Strobes - 1 year ago 76

Java Question

So I have a MergeSort algorithm and I want to combine MergeSort with Insertion sort to reduce the overhead of merging, the question is how? I want to sort the segments using insertion sort and then merge.

`public class mergesorttest{`

public static void main(String[]args){

int d[]= {10,2,3,4,5,6,5,4,3,5,6,7,1};

mergeSort(d,0,d.length);

for(int x:d) System.out.print(x+" ");

System.out.println();

}

static void mergeSort(int f[],int lb, int ub){

//termination reached when a segment of size 1 reached -lb+1=ub

if(lb+1<ub){

int mid = (lb+ub)/2;

mergeSort(f,lb,mid);

mergeSort(f,mid,ub);

merge(f,lb,mid,ub);

}

}

static void merge (int f[],int p, int q, int r){

//p<=q<=r

int i =p; int j = q;

//use temp array to store merged sub-sequence

int temp[] = new int[r-p]; int t = 0;

while(i<q && j<r){

if(f[i]<=f[j]){

temp[t] =f[i];

i++;t++;

}

else{

temp[t] = f[j];

j++;

t++;

}

//tag on remaining sequence

while(i<q){

temp[t] = f[i];

i++;

t++;

}

while(j<r){

temp[t]=f[j];

j++;

t++;

}

//copy temp back to f

i=p;t=0;

while(t<temp.length){

f[i]=temp[t];

i++;

t++;

}

}

}

}

`public static void insertion_srt(int array[], int n, int b){`

for (int i = 1; i < n; i++){

int j = i;

int B = array[i];

while ((j > 0) && (array[j-1] > B)){

array[j] = array[j-1];

j--;

}

array[j] = B;

}

}

Answer Source

The merging automatically takes care of sorting the elements.

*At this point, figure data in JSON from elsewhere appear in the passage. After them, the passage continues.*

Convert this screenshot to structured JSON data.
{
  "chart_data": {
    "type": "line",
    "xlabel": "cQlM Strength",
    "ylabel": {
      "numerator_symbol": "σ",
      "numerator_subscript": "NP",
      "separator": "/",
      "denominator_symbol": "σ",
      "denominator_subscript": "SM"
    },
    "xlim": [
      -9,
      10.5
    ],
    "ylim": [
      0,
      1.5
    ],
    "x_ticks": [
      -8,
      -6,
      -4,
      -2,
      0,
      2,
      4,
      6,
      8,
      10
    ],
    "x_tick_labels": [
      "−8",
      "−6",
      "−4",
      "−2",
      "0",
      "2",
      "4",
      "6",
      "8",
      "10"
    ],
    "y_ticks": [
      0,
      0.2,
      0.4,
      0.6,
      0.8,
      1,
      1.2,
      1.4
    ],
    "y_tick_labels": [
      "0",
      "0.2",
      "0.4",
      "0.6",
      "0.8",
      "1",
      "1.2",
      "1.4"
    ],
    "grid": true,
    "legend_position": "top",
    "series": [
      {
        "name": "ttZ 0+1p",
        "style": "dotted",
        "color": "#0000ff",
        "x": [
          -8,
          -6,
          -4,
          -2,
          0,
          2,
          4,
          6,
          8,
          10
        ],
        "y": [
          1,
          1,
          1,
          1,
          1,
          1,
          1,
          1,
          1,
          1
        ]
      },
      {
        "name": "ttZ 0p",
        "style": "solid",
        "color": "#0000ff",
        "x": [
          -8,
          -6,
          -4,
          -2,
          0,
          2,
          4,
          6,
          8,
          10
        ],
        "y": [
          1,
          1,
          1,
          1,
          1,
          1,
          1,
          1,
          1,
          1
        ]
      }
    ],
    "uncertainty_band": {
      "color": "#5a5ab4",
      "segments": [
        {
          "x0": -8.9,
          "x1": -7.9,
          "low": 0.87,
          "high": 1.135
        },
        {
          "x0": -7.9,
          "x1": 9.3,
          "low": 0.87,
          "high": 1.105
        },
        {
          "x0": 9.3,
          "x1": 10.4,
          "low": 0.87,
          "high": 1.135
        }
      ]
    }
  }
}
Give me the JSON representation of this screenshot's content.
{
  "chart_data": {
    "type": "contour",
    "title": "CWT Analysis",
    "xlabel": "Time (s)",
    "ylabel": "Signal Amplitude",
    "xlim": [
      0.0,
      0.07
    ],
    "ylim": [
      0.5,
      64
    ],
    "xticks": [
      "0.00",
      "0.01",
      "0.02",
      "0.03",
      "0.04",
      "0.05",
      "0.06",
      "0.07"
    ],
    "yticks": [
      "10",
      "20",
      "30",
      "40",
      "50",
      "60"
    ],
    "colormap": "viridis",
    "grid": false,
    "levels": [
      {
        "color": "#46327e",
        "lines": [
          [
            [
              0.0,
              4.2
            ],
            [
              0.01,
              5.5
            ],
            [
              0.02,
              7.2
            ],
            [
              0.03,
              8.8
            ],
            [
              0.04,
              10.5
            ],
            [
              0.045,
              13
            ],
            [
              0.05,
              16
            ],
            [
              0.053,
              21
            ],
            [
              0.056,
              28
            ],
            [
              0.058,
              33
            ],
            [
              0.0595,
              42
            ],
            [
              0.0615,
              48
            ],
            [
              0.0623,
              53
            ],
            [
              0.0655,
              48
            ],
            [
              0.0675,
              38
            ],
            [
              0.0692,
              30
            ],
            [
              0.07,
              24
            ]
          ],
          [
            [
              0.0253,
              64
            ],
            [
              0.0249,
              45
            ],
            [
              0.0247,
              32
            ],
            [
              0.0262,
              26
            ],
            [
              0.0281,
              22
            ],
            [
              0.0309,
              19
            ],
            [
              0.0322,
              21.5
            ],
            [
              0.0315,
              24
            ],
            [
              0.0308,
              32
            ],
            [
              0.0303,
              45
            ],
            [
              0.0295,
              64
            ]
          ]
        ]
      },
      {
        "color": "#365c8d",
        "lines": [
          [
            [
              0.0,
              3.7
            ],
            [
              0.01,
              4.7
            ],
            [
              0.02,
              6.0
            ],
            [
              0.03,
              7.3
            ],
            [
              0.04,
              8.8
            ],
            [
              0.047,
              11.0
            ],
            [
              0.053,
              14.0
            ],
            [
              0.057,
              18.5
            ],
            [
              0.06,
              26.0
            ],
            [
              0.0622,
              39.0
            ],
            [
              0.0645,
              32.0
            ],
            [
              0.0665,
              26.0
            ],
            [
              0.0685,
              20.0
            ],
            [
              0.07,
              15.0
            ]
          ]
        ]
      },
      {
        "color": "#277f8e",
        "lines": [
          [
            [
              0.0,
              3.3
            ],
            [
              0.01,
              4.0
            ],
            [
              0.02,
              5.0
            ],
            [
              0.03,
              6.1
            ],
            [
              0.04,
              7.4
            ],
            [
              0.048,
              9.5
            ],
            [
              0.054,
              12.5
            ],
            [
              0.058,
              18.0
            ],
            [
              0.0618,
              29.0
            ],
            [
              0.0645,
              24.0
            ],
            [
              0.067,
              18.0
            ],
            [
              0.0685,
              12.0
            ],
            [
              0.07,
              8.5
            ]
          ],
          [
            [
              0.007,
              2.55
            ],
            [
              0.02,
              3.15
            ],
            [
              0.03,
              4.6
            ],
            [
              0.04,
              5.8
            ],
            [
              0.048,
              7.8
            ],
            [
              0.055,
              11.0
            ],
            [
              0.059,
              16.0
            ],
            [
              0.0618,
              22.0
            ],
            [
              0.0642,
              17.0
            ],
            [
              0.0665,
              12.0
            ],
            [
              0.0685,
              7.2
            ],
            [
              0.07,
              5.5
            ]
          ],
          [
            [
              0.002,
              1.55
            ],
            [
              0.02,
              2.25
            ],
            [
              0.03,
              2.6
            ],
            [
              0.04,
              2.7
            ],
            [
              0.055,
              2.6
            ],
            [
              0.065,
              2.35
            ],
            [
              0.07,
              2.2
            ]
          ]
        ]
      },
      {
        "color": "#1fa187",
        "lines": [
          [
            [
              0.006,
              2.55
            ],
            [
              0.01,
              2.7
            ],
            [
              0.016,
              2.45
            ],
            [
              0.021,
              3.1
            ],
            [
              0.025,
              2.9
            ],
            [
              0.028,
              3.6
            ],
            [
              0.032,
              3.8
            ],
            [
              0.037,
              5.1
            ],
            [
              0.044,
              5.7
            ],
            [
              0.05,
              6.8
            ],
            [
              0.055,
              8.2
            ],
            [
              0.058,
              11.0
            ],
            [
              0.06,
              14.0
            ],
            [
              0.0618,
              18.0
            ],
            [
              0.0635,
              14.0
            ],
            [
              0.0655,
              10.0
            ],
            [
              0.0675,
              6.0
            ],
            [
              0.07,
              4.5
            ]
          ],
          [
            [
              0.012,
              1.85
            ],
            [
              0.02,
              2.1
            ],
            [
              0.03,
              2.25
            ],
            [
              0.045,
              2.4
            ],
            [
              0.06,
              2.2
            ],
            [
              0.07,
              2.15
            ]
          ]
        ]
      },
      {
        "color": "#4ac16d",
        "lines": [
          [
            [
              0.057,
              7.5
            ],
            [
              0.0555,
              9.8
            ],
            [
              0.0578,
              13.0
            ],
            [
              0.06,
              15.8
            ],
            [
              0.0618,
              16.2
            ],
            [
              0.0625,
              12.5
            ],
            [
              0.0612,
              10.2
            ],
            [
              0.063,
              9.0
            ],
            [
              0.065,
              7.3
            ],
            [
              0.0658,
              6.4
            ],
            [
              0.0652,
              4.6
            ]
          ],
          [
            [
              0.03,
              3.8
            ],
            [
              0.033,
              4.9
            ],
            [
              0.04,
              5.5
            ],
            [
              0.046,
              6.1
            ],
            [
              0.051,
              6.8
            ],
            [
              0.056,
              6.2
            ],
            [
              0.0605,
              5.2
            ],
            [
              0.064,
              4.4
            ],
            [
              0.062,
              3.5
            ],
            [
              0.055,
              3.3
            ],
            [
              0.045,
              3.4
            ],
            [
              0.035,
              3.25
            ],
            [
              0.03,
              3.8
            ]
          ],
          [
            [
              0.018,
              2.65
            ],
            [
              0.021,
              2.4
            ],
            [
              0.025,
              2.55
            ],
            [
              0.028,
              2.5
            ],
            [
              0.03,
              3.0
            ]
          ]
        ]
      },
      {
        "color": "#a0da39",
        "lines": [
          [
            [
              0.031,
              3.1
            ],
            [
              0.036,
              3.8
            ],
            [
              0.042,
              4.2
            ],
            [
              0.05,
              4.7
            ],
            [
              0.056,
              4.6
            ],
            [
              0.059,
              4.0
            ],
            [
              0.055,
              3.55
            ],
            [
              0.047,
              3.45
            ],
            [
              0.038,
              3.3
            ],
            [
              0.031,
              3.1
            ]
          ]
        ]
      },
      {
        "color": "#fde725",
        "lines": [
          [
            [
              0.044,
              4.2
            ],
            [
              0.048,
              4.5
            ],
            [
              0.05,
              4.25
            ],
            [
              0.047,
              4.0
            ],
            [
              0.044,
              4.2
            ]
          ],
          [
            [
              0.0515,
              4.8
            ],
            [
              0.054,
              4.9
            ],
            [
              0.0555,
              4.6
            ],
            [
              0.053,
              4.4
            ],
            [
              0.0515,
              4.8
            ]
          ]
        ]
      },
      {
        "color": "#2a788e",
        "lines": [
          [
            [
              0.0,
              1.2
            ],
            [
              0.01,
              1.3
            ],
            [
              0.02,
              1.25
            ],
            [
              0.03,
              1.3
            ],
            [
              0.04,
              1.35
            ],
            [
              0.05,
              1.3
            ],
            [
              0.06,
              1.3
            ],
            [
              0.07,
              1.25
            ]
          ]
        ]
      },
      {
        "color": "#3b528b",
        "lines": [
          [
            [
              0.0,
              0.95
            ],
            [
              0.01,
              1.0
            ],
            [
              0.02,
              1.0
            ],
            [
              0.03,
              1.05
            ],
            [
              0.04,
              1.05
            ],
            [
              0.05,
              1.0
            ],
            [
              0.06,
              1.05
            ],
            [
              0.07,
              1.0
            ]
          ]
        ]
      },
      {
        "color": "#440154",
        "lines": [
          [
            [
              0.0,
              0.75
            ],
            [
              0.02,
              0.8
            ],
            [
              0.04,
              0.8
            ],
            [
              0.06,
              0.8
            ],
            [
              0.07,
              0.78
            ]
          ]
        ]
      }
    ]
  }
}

However, one can sort using insertion sort when the list gets below some threshold:

```
static final int THRESHOLD = 10;
static void mergeSort(int f[],int lb, int ub){
if (ub - lb <= THRESHOLD)
insertionSort(f, lb, ub);
else
{
int mid = (lb+ub)/2;
mergeSort(f,lb,mid);
mergeSort(f,mid,ub);
merge(f,lb,mid,ub);
}
}
```

Doing anything other than this (except playing around with the threshold a little) will **increase** the time taken by merge sort.

Although merge sort is O(n log n) and insertion sort is O(n^{2}), insertion sort has better constants and is thus faster on very small arrays. This, this, this and this are a few related questions I found.